Written by Andrea Troncoso
Makers are famous for their pragmatism, a traite that is important in every project. NUCLEUS invited Pieter van Boheemen, from Rathenau Instituut and Jan-Maarten Luursema, from Radboud University, both based in The Netherland’s, to run a Mobile Nucleus as part of the Rhine-Waal University Mini Maker Fair. The Workshop aimed to spread the spirit of creativity, openness and innovation that the maker movement knows so well.
Two workshops were held with 52 participants, whose ages ranged from 11 to 60 years of age. . A truly intergenerational experience!
During each 2 hour workshop participants transformed ordinary webcams into optical microscopes. This enabled them to explore the world of microbes. The very special feature of this workshop is not only that everyone participates in building a new device, namely a microscope, but they also learn how to disassemble a webcam, an activity that that we are not usually exposed to: destroy to build. In this case, a lens was extracted from the webcam and inserted in a new structure, that each one built following the instructions.

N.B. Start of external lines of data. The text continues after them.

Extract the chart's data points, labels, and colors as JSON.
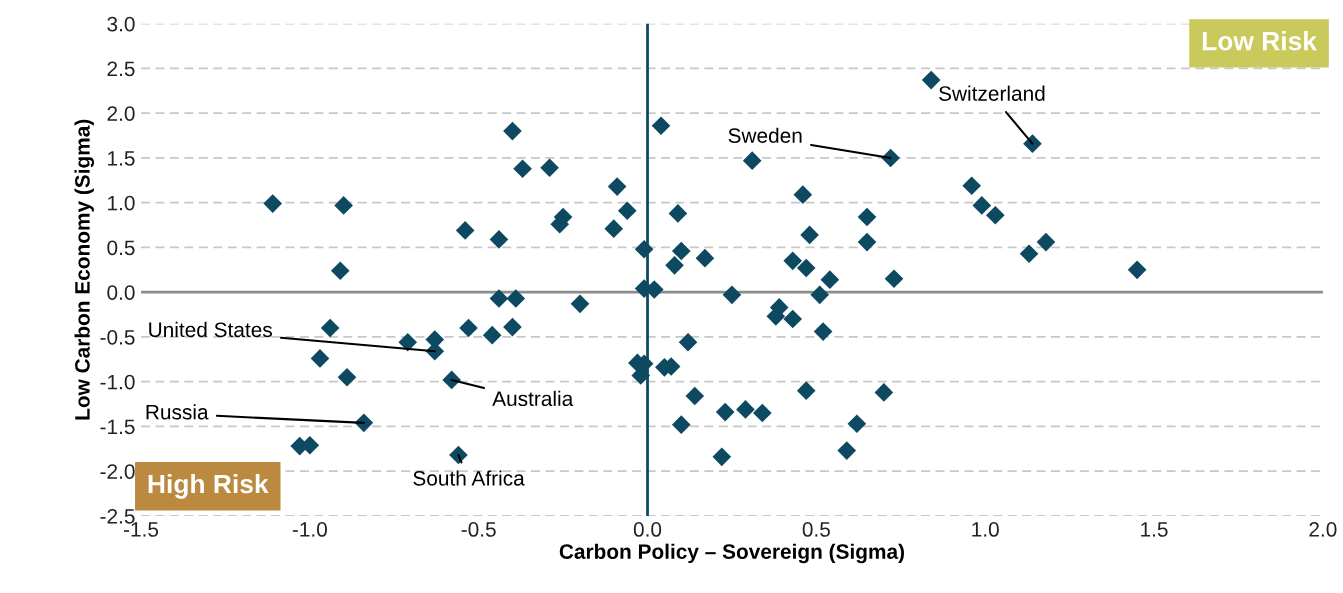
{
  "chart_data": {
    "type": "scatter",
    "xlabel": "Carbon Policy – Sovereign (Sigma)",
    "ylabel": "Low Carbon Economy (Sigma)",
    "x": [
      -1.11,
      -0.9,
      -0.91,
      -0.94,
      -0.97,
      -0.89,
      -0.84,
      -1.03,
      -1.0,
      -0.71,
      -0.63,
      -0.63,
      -0.58,
      -0.56,
      -0.54,
      -0.53,
      -0.44,
      -0.44,
      -0.39,
      -0.46,
      -0.4,
      -0.4,
      -0.37,
      -0.29,
      -0.2,
      -0.25,
      -0.26,
      -0.09,
      -0.1,
      -0.06,
      -0.02,
      -0.03,
      0.04,
      0.31,
      0.72,
      0.84,
      1.14,
      0.09,
      0.1,
      0.08,
      0.17,
      -0.01,
      -0.01,
      0.02,
      0.25,
      0.46,
      0.48,
      0.43,
      0.47,
      0.54,
      0.51,
      0.65,
      0.65,
      0.73,
      0.96,
      0.99,
      1.03,
      1.13,
      1.18,
      1.45,
      0.39,
      0.38,
      0.43,
      0.52,
      0.12,
      0.05,
      0.07,
      -0.01,
      0.14,
      0.1,
      0.23,
      0.29,
      0.34,
      0.47,
      0.7,
      0.62,
      0.59,
      0.22
    ],
    "values": [
      0.99,
      0.97,
      0.24,
      -0.4,
      -0.74,
      -0.95,
      -1.46,
      -1.72,
      -1.71,
      -0.56,
      -0.53,
      -0.66,
      -0.98,
      -1.82,
      0.69,
      -0.4,
      0.59,
      -0.07,
      -0.07,
      -0.48,
      -0.39,
      1.8,
      1.38,
      1.39,
      -0.13,
      0.84,
      0.76,
      1.18,
      0.71,
      0.91,
      -0.93,
      -0.79,
      1.86,
      1.47,
      1.5,
      2.37,
      1.66,
      0.88,
      0.46,
      0.3,
      0.38,
      0.48,
      0.04,
      0.03,
      -0.03,
      1.09,
      0.64,
      0.35,
      0.27,
      0.14,
      -0.03,
      0.84,
      0.56,
      0.15,
      1.19,
      0.97,
      0.86,
      0.43,
      0.56,
      0.25,
      -0.17,
      -0.27,
      -0.3,
      -0.44,
      -0.56,
      -0.84,
      -0.83,
      -0.8,
      -1.16,
      -1.48,
      -1.34,
      -1.31,
      -1.35,
      -1.1,
      -1.12,
      -1.47,
      -1.77,
      -1.84
    ],
    "color": "#0d4a62",
    "marker": "diamond",
    "xlim": [
      -1.5,
      2.0
    ],
    "xticks": [
      {
        "value": -1.5,
        "label": "-1.5"
      },
      {
        "value": -1.0,
        "label": "-1.0"
      },
      {
        "value": -0.5,
        "label": "-0.5"
      },
      {
        "value": 0,
        "label": "0.0"
      },
      {
        "value": 0.5,
        "label": "0.5"
      },
      {
        "value": 1.0,
        "label": "1.0"
      },
      {
        "value": 1.5,
        "label": "1.5"
      },
      {
        "value": 2.0,
        "label": "2.0"
      }
    ],
    "ylim": [
      -2.5,
      3.0
    ],
    "yticks": [
      {
        "value": -2.5,
        "label": "-2.5"
      },
      {
        "value": -2.0,
        "label": "-2.0"
      },
      {
        "value": -1.5,
        "label": "-1.5"
      },
      {
        "value": -1.0,
        "label": "-1.0"
      },
      {
        "value": -0.5,
        "label": "-0.5"
      },
      {
        "value": 0,
        "label": "0.0"
      },
      {
        "value": 0.5,
        "label": "0.5"
      },
      {
        "value": 1.0,
        "label": "1.0"
      },
      {
        "value": 1.5,
        "label": "1.5"
      },
      {
        "value": 2.0,
        "label": "2.0"
      },
      {
        "value": 2.5,
        "label": "2.5"
      },
      {
        "value": 3.0,
        "label": "3.0"
      }
    ],
    "grid": "y",
    "ref_lines": [
      {
        "axis": "x",
        "value": 0,
        "color": "#0d4a62"
      },
      {
        "axis": "y",
        "value": 0,
        "color": "#8c8c8c"
      }
    ],
    "annotations": [
      "Low Risk",
      "High Risk",
      {
        "text": "United States",
        "x": -0.63,
        "y": -0.66
      },
      {
        "text": "Australia",
        "x": -0.58,
        "y": -0.98
      },
      {
        "text": "Russia",
        "x": -0.84,
        "y": -1.46
      },
      {
        "text": "South Africa",
        "x": -0.56,
        "y": -1.82
      },
      {
        "text": "Sweden",
        "x": 0.72,
        "y": 1.5
      },
      {
        "text": "Switzerland",
        "x": 1.14,
        "y": 1.66
      }
    ]
  }
}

Once the microscope was set up, participants explored some prepared samples or got daring enough to look at objects or specimens, such as their own saliva. Using their phones or laptops, they could clearly see and adjust the image of the sample.
The principles underlying the workshop are strongly related to innovation and to the spirit of research collaboration and openness. The workshop and the items used in it are available via the internet for anyone to replicate the activity. This open approach fosters self-creation and invention of easy and accessible tools to view objects that are impossible to see in any detail with the naked eye.
The introduction to the workshops, given by Andrea Troncoso, coordinator of the Mobile Nucleus events as part of the EUSEA team, explained the context of how such an experience can bring the public closer to science. That through such hands-on activities our minds are able to make new connections and meaning-The NUCLEUS project explores new ways of understanding and performing science, bringing new approaches , or “New clues” to the world of research. .
Involving a non-scientific public from different backgrounds and ages, in such experiences enables us to spread the word about these new paradigms, and helps create meaningful connections between their lives and, developments in science and technology.
Activities like the Maker Fare and the DIY-science movement help to expand the horizons of many people who may otherwise have little opportunity to engage directly with, understand, and contribute to science and technology.